Negrito, como se verá más adelante, nació dotado para muchas cosas y entre ellas lo más notable era su actitud para poder apreciar las cosas bonitas de la vida, no sólo lo cuadros, también su agudeza para captar de un vistazo a las buenas personas, y no es la menor prueba de esto el que tan inmediatamente se hubiera fijado en aquella chica de ojos grandes, que después descubriría que se llamaba Beatriz y que tan pronto decidió acogerlo. Más a la derecha, sobre el hueco de la chimenea, descubrió otro cuadro que le gustaba, este era de Botero. A Botero, igual que a Modigliani y otros les cayó del cielo encontrar en el mercado muchos que alababan la singularización de su estilo, lo que les llevó a explotar durante toda su vida esta especial característica, cosa que les resultó, especialmente al primero, altamente rentable. No obstante había que ser justo y no dejarse engañar por las generalizaciones. A Negrito este cuadro le gustaba sin más, aunque Botero hubiera afirmado cínicamente que él no había pintado una gorda en su vida, que lo que hacía era expresar el volumen como parte de la sensualidad. Ni siquiera un gato podía creerse estas palabras del pintor de gordos y gordas. No era para tanto su fama, pero había que reconocer que muchos de sus cuadros tenían un encanto inapreciable: los colores cálidos, las formas excesivas; los temas cotidianos de su panoplia pictórica eran una fuente de recreo. Por demás, los dos cuadros que había en el salón añadían un valor adicional, eso lo sabría después de labios de Beatriz, por el hecho de que fueran reproducciones en punto de cruz hechas por su madre. Su madre, Monse era su nombre, había llenado la casa con delicadas pinturas hechas siempre con la misma paciente y laboriosa técnica. A su padre, un señor de bigote robusto y mirada escrutadora que gustaba coleccionar casettes, cedés y películas de toda condición y, que amaba, como su tío Alberto, sentarse frente al fuego de la chimenea durante horas interminables, no le decía mucho la pintura de Dalí, pero sin embargo era un forofo de las de Botero; se ve que le gustaban las carnes prietas y exorbitantes de sus cuadros. Y es que era  una característica apreciable de los cuadros de Botero su  vitalidad desbordante; esa trinidad de color, forma y exuberancia ya valían por sí mismas las ganas de vestir las paredes de casa con alguno de sus lienzos.

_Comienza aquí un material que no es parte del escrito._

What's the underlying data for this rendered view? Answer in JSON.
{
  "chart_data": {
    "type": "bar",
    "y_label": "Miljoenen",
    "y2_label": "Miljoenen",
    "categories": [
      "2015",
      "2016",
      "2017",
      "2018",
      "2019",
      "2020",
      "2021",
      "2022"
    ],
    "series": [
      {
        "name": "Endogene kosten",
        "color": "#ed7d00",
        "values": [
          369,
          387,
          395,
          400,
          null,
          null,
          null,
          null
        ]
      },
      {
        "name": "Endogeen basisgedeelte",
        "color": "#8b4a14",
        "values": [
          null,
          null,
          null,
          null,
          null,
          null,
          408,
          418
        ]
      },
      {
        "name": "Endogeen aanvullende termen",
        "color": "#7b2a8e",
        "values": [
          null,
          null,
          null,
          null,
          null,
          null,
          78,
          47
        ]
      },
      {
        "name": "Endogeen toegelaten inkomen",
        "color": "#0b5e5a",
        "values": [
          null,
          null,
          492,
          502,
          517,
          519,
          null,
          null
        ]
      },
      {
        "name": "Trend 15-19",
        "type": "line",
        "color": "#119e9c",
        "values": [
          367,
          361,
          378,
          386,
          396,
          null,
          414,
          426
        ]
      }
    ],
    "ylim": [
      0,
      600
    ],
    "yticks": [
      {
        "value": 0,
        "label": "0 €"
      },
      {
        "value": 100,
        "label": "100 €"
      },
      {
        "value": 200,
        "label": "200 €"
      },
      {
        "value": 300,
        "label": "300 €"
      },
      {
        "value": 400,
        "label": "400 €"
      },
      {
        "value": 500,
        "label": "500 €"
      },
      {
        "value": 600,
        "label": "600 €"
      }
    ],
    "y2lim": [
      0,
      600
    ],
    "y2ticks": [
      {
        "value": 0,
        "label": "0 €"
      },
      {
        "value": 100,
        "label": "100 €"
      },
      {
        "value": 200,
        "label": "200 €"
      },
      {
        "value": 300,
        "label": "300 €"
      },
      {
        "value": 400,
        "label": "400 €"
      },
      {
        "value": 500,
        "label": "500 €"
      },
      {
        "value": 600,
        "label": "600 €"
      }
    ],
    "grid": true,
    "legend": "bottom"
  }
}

Al micifú casi le entraban ganas de aprender a pintar. En fin ya llegaría el tiempo, no está de más empezar a acumular desde pequeñín, se decía, delicados deseos con que llenar la vida que ha de venir. Un gato pintor siempre sería una novedad apreciada en el mundo de las galerías de arte.

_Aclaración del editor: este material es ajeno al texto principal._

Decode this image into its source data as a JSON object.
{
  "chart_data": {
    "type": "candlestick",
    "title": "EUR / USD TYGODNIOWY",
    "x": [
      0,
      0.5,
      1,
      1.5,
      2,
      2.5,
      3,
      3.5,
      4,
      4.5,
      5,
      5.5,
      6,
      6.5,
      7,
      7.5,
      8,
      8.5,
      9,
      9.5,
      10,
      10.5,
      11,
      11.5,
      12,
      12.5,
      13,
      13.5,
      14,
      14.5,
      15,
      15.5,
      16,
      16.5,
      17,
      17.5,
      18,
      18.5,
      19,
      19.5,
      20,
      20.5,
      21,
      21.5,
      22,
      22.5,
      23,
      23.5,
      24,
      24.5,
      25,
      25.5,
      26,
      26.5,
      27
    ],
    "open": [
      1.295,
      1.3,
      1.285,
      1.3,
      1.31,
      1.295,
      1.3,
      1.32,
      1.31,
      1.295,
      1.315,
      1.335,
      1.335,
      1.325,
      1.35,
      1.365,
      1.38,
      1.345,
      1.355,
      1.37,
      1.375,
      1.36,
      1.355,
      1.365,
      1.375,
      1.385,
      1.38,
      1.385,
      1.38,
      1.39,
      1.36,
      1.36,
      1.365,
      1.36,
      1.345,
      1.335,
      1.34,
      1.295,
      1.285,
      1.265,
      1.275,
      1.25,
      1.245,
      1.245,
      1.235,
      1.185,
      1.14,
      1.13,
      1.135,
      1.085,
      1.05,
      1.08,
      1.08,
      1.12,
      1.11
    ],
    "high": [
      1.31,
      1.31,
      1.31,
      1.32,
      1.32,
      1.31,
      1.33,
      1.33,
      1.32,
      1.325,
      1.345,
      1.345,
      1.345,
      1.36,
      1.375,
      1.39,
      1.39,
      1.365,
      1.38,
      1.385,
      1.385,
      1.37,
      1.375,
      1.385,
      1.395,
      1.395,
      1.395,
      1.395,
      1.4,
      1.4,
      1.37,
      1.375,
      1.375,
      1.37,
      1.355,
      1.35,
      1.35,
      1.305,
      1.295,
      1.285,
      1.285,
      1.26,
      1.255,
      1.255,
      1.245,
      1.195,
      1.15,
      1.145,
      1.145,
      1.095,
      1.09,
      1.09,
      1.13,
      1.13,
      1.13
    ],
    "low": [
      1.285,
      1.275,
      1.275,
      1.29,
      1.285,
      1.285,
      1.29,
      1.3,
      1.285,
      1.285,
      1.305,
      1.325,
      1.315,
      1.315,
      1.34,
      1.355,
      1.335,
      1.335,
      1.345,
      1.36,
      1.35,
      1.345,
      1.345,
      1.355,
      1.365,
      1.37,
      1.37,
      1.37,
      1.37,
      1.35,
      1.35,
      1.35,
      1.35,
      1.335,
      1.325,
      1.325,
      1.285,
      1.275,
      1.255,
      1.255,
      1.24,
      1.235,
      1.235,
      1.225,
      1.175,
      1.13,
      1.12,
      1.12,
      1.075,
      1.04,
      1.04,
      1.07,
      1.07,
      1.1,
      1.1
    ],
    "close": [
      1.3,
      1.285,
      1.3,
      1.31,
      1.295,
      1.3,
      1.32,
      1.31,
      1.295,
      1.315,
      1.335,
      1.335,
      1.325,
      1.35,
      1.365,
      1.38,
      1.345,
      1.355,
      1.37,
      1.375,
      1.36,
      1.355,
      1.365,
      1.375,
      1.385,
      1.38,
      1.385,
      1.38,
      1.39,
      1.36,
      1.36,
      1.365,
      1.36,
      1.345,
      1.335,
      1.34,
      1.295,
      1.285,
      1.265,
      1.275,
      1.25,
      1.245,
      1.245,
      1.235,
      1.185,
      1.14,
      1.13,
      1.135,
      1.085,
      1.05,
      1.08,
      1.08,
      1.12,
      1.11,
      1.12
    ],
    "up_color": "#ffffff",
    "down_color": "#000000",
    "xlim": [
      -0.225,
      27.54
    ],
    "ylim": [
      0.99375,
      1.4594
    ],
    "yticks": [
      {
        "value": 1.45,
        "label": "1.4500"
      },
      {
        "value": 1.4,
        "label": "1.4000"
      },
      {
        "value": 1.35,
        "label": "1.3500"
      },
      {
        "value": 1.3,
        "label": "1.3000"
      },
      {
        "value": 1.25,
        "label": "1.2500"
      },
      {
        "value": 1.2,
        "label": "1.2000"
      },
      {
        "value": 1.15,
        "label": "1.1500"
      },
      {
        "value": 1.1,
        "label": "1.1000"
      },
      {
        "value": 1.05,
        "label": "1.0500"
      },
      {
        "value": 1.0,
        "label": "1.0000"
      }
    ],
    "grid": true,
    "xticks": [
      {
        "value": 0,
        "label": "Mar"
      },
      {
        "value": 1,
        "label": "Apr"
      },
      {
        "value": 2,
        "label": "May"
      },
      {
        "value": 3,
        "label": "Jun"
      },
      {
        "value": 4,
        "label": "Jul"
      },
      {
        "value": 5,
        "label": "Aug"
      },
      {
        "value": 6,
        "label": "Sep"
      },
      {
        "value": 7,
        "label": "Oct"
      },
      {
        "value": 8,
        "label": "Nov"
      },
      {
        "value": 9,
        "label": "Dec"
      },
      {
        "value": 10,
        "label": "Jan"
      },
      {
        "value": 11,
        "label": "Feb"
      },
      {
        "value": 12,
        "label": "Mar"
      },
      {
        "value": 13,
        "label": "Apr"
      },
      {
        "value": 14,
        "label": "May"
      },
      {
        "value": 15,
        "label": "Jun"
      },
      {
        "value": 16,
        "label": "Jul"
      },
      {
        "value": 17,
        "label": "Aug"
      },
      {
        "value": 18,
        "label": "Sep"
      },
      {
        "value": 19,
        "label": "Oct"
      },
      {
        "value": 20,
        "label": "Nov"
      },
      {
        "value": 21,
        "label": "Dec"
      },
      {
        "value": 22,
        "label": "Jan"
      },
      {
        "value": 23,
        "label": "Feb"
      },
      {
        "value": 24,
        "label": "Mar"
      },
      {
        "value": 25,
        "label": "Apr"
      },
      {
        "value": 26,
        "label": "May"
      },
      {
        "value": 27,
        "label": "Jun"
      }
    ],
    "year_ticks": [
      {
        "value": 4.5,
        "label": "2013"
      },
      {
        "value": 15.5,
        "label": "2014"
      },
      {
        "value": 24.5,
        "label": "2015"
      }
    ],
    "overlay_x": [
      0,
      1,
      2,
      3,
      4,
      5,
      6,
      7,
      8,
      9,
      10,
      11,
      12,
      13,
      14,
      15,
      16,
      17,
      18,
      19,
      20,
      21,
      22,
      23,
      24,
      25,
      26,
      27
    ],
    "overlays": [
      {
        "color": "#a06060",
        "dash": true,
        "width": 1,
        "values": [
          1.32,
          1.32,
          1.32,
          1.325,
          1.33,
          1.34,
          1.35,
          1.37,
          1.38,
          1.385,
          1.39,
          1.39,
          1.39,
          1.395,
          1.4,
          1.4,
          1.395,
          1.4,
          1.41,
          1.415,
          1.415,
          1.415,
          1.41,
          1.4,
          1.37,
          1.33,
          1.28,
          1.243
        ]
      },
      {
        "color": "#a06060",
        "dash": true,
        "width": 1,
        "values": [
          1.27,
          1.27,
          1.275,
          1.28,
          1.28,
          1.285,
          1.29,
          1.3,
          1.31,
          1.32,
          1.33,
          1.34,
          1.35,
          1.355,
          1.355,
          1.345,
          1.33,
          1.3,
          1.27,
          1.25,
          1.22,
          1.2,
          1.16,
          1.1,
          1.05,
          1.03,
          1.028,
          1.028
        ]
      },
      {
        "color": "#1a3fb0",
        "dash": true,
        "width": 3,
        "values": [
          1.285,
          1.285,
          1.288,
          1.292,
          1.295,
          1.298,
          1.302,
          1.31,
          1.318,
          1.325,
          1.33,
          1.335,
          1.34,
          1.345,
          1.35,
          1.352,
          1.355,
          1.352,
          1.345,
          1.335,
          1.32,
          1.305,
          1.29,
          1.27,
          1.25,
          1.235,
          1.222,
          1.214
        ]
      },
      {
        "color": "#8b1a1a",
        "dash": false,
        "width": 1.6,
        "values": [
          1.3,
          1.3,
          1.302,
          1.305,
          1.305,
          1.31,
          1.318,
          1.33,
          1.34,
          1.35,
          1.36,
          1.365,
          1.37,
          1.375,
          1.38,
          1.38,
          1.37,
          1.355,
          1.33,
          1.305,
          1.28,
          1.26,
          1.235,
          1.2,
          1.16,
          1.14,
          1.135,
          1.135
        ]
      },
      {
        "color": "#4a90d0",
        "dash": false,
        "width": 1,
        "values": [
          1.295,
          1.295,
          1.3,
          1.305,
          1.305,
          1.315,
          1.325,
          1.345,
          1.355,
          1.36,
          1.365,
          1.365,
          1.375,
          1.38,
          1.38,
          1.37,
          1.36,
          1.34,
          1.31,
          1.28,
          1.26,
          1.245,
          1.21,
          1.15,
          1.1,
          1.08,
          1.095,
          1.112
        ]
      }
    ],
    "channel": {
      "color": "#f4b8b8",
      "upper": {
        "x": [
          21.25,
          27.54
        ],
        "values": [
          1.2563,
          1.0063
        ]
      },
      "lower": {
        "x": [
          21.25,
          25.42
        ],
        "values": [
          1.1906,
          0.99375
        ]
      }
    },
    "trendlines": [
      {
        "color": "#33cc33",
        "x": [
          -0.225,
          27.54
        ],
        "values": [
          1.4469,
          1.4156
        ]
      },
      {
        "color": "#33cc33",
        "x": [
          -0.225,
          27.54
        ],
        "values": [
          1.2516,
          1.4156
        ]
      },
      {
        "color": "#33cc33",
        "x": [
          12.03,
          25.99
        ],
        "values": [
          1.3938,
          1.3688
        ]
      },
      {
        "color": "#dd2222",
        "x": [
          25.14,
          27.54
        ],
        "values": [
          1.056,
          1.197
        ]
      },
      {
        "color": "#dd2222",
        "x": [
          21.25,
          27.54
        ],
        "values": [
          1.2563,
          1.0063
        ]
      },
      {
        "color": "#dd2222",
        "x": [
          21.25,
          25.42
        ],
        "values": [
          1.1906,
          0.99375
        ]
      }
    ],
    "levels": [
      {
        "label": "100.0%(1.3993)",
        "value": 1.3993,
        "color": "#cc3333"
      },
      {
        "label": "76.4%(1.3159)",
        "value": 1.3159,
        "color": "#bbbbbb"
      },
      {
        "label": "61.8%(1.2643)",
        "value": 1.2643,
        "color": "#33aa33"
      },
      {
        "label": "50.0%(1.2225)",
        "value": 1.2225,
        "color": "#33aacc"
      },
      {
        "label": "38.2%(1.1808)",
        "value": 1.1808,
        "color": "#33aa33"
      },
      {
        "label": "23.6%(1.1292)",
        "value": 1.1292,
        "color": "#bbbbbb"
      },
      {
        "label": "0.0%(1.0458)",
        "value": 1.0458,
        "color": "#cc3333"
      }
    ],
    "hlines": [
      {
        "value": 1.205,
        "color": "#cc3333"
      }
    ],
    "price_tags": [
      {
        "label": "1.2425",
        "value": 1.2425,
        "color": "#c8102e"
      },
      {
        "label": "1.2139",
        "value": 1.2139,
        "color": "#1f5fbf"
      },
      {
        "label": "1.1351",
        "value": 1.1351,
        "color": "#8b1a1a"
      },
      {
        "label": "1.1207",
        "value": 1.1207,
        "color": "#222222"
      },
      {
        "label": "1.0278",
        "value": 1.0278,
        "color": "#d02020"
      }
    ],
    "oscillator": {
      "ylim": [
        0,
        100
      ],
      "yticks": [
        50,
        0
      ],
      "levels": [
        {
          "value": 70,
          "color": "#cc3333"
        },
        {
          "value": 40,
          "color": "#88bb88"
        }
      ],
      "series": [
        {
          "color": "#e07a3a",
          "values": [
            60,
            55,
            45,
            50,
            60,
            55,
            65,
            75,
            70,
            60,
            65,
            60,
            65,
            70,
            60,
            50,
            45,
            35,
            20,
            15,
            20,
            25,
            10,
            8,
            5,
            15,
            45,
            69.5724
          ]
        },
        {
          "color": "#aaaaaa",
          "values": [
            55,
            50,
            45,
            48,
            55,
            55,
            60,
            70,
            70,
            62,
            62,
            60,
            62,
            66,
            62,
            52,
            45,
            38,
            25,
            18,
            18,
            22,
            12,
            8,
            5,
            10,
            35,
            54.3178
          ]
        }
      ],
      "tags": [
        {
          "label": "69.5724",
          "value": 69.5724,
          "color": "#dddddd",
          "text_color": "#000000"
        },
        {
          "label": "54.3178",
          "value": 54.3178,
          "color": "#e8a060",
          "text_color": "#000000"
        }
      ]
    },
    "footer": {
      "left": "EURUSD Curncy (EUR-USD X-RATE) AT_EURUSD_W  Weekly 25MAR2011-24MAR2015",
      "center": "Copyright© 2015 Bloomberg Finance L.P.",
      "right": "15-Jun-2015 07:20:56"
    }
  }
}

Decidió que ya estaba bien de paseo nocturno, que mejor se subía otra vez a echar un sueño. Arriba Beatriz dormía como un bendito, también Tobi; Laica por el contrario se había alzado sobre el cojín y le miraba con cara divertida como diciendo ¡qué!, ¿de picos pardos por ahí? Negrito la miró algo sorprendido; que jodía, se dijo, qué cara de divertida tiene esta perra; y luego para sí: estos cachorrillos lanudos tienen pinta de ser buenos camaradas, habré de tenerlo en cuenta a la hora de buscar a mis hermanos. Y deferente como un señor de principios del siglo pasado, como si se quitara el sombrero para saludar a la dama a la que cedía el paso para subir al landó, inclinó la cabeza y emitió un débil maullido a modo de buenos días. La luz del alba había empezado a asomarse a la ventana. El micifú trasnochador dio un salto, se subió al edredón y se dispuso a dormir un rato.